皆さんこんにちは。
一向に文章が上達しないふたばです。(´・ω・`)
己の練習に他人を巻き込んでやろうと、掲示板を建ててみました。
以下、ここでのルールを説明します。( ᴗ ̫ ᴗ )
↓
🌱ここは、短編の練習をする為の掲示板です。
🌱毎月単語を3つ、お題として出しますので、短編の「三題怪談」を募集します。
🌱「三題怪談」とは、1つのお話に決められた3つのお題のワードを入れなければならないという“縛り”で御座います。

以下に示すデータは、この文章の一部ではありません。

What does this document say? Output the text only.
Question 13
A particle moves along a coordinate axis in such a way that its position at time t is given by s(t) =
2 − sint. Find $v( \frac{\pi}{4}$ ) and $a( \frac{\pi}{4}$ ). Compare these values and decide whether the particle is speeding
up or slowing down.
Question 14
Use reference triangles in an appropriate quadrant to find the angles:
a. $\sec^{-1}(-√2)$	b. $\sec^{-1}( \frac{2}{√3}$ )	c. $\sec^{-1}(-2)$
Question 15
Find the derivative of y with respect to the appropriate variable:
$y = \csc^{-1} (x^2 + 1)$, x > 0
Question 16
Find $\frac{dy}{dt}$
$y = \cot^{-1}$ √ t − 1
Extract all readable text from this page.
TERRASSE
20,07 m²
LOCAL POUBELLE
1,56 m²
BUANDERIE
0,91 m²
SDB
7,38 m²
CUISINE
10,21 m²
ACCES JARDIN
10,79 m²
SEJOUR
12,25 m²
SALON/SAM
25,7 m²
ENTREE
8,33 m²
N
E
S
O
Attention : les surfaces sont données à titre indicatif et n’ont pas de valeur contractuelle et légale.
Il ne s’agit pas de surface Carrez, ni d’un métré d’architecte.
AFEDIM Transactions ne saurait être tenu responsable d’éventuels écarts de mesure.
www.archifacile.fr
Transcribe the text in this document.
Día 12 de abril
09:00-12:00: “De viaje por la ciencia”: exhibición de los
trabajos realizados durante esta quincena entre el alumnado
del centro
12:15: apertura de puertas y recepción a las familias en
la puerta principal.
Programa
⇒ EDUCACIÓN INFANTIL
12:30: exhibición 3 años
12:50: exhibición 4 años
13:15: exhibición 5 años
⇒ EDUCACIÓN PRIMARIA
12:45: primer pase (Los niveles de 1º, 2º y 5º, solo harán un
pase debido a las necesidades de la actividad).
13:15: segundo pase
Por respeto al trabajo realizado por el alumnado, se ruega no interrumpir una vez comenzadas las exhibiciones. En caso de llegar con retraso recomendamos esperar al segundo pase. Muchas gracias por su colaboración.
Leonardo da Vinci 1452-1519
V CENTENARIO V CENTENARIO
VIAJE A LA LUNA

🌱お話の長さの目安は、原稿用紙2枚分(800字)程度。
(あくまでも目安です、越えてしまってもヨシとします)
文字数カウント↓
https://phonypianist.sakura.ne.jp/convenienttool/strcount.html
🌱お題は毎月一日に更新されます。
🌱提出期限は毎月28日までとします。
🌱お話はいくつ投稿しても構いません。
🌱初心者大歓迎。実際私もほぼ読み専なので、文章が下手っぴです。軽い気持ちでご参加下さいませ。
🌱ここで投稿されたお話は、“ご自身で書かれたお話ならば”怖話の通常投稿にあげても構いません。
寧ろ、多くの方に見ていただけるよう、ここで試し書き、本投稿で完成品といったように使って下さいませ。
何なら他サイトでも投稿されている方は、そちらへあげるのも問題御座いません。
(※他の方の掲示板でも同じとは限らないので、その都度そこの掲示板主へご確認下さい)
🌱題名も付けて頂けると助かります(題名は文字数には含みません)。
🌱感想だけのご参加も大歓迎です。
🌱明らかな荒らしコメントは即刻削除致します。慈悲はありません。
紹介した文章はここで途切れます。